Etre chrétien en Algérie, un calvaire quotidien : témoignage d’un prêtre au Figaro

Etre chrétien en Algérie, un calvaire quotidien : témoignage d’un prêtre au Figaro

Le père Paul-Élie Cheknoun, né musulman, s’est confié au Figaro du 19 mars 2018. Extraits :

Êtes-vous libre d’exercer votre ministère en Algérie?

Je suis vicaire dans une paroisse d’Alger, appelé là par l’évêque du diocèse. Mais je ne peux y résider tout le temps. Quand j’y suis, j’accueille, comme prêtre et avec discernement, les nombreux nouveaux chrétiens qui nous arrivent. Mais je ne peux exercer mon ministère en dehors de l’église. Si je sors, je dois ne porter aucun signe religieux chrétien, sinon je risquerais de me faire agresser. On voit bien que je suis du pays, mais il faut que je sois discret. Donc pas de soutane, pas de croix, car certains n’en supportent pas la vue.(…)
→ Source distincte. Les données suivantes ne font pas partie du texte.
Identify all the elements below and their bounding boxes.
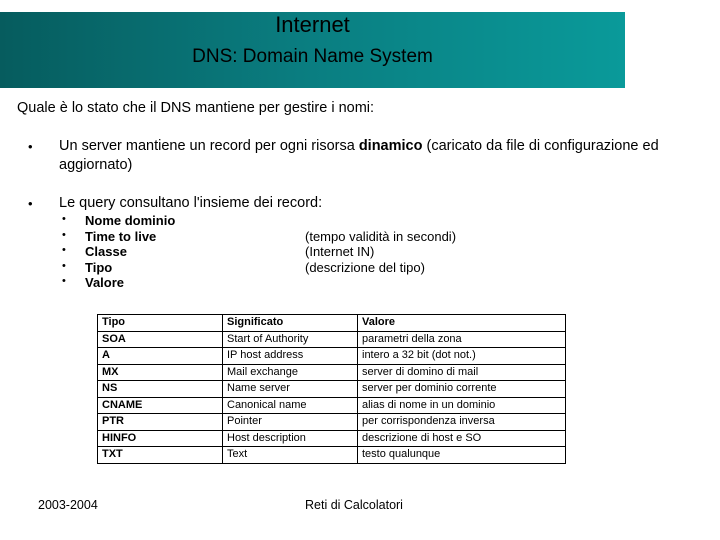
table-header-valore: Valore xyxy=(357,314,566,332)
table-cell-meaning: Text xyxy=(222,446,358,464)
table-cell-type: MX xyxy=(97,363,223,381)
dns-record-types-table: Tipo Significato Valore SOA Start of Aut… xyxy=(97,314,566,464)
list-item: • Time to live (tempo validità in second… xyxy=(62,229,622,245)
bullet-item-1: • Un server mantiene un record per ogni … xyxy=(28,137,698,175)
lead-text: Quale è lo stato che il DNS mantiene per… xyxy=(17,100,375,116)
table-header-tipo: Tipo xyxy=(97,314,223,332)
bullet-marker-icon: • xyxy=(62,259,66,272)
table-cell-meaning: Name server xyxy=(222,380,358,398)
table-cell-type: A xyxy=(97,347,223,365)
bullet-marker-icon: • xyxy=(62,228,66,241)
table-cell-meaning: Canonical name xyxy=(222,396,358,414)
table-cell-meaning: IP host address xyxy=(222,347,358,365)
list-item: • Tipo (descrizione del tipo) xyxy=(62,260,622,276)
table-cell-value: alias di nome in un dominio xyxy=(357,396,566,414)
table-row: NS Name server server per dominio corren… xyxy=(97,380,566,398)
bullet-marker-icon: • xyxy=(28,196,33,211)
bullet-item-1-text: Un server mantiene un record per ogni ri… xyxy=(59,137,698,175)
list-item: • Nome dominio xyxy=(62,213,622,229)
footer-year: 2003-2004 xyxy=(38,498,98,512)
bullet-marker-icon: • xyxy=(62,244,66,257)
bullet-1-text-before: Un server mantiene un record per ogni ri… xyxy=(59,138,359,154)
table-row: TXT Text testo qualunque xyxy=(97,446,566,464)
table-cell-type: TXT xyxy=(97,446,223,464)
table-cell-type: SOA xyxy=(97,330,223,348)
table-row: CNAME Canonical name alias di nome in un… xyxy=(97,396,566,414)
table-cell-meaning: Start of Authority xyxy=(222,330,358,348)
footer-course: Reti di Calcolatori xyxy=(305,498,403,512)
bullet-marker-icon: • xyxy=(62,213,66,225)
table-cell-type: HINFO xyxy=(97,429,223,447)
record-fields-list: • Nome dominio • Time to live (tempo val… xyxy=(62,213,622,291)
table-cell-value: per corrispondenza inversa xyxy=(357,413,566,431)
table-header-row: Tipo Significato Valore xyxy=(97,314,566,332)
table-cell-meaning: Host description xyxy=(222,429,358,447)
list-item-label: Valore xyxy=(85,275,125,291)
table-row: A IP host address intero a 32 bit (dot n… xyxy=(97,347,566,365)
list-item: • Classe (Internet IN) xyxy=(62,244,622,260)
table-cell-value: parametri della zona xyxy=(357,330,566,348)
list-item-desc: (descrizione del tipo) xyxy=(305,259,425,275)
bullet-1-emphasis: dinamico xyxy=(358,138,423,154)
table-row: SOA Start of Authority parametri della z… xyxy=(97,330,566,348)
list-item: • Valore xyxy=(62,275,622,291)
bullet-item-2: • Le query consultano l'insieme dei reco… xyxy=(28,194,528,213)
table-row: HINFO Host description descrizione di ho… xyxy=(97,429,566,447)
bullet-item-2-text: Le query consultano l'insieme dei record… xyxy=(59,195,323,211)
table-cell-type: NS xyxy=(97,380,223,398)
table-cell-value: server per dominio corrente xyxy=(357,380,566,398)
table-header-significato: Significato xyxy=(222,314,358,332)
page-subtitle: DNS: Domain Name System xyxy=(192,46,433,67)
table-cell-type: CNAME xyxy=(97,396,223,414)
list-item-desc: (Internet IN) xyxy=(305,244,375,260)
table-cell-value: server di domino di mail xyxy=(357,363,566,381)
table-cell-meaning: Mail exchange xyxy=(222,363,358,381)
table-row: PTR Pointer per corrispondenza inversa xyxy=(97,413,566,431)
page-title: Internet xyxy=(275,12,350,37)
bullet-marker-icon: • xyxy=(28,139,33,154)
list-item-label: Tipo xyxy=(85,259,113,275)
list-item-label: Nome dominio xyxy=(85,213,176,228)
list-item-label: Classe xyxy=(85,244,127,260)
bullet-marker-icon: • xyxy=(62,275,66,288)
table-cell-value: intero a 32 bit (dot not.) xyxy=(357,347,566,365)
table-row: MX Mail exchange server di domino di mai… xyxy=(97,363,566,381)
list-item-desc: (tempo validità in secondi) xyxy=(305,228,457,244)
table-cell-type: PTR xyxy=(97,413,223,431)
table-cell-value: testo qualunque xyxy=(357,446,566,464)
table-cell-meaning: Pointer xyxy=(222,413,358,431)
table-cell-value: descrizione di host e SO xyxy=(357,429,566,447)
list-item-label: Time to live xyxy=(85,228,157,244)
Comment un chrétien vit-il sa foi chrétienne au jour le jour en Algérie?

Les musulmans convertis doivent apprendre à survivre dans une société musulmane souvent hostile. Il faut réaliser qu’ils sont persécutés et souvent rejetés par leur famille et leurs amis. On les considère comme des traîtres, des apostats. Et selon le Coran, cela mérite la mort… Pour ce qui du travail et des responsabilités, tant que cela reste dans la sphère privée, il faut le garder pour soi et n’en parler à personne. Sinon, ce sont les représailles. Lorsque cela se sait et que la personne occupe une fonction un peu sensible pour l’État, elle est renvoyée.

Je connais le cas d’un directeur de collège: dès que l’on a su qu’il était chrétien, on a débarqué chez lui en pleine nuit de Noël, il a dû évacuer son logement de fonction sur-le-champ avec sa famille et a tout perdu. C’est une affaire connue. Il est aujourd’hui réfugié en Europe. Il y a beaucoup de cas similaires. Sur le plan politique, un chrétien ne peut pas être maire, il ne peut pas être élu car l’islam est religion de l’État. Les élus prêtent serment sur le Coran.

Que dit la loi algérienne à ce titre?

L’annonce explicite du Christ étant assimilée à du prosélytisme, une loi votée en 2006 pour réguler les cultes non musulmans punit de cinq ans de prison ferme et d’une amende équivalente à dix ans de salaire, tout personne convaincue de détourner quelqu’un de l’islam pour l’attirer au christianisme ou pour injures à l’islam ou envers son prophète. La simple possession de plus d’une bible vous met en danger. Il y a beaucoup d’intimidations. Cette loi a limité l’évangélisation, mais elle n’est pas parvenue à l’arrêter, même si des églises évangéliques sont fermées en ce moment. Quant aux prêtres catholiques, ils sont confrontés à beaucoup de difficultés pour obtenir des visas.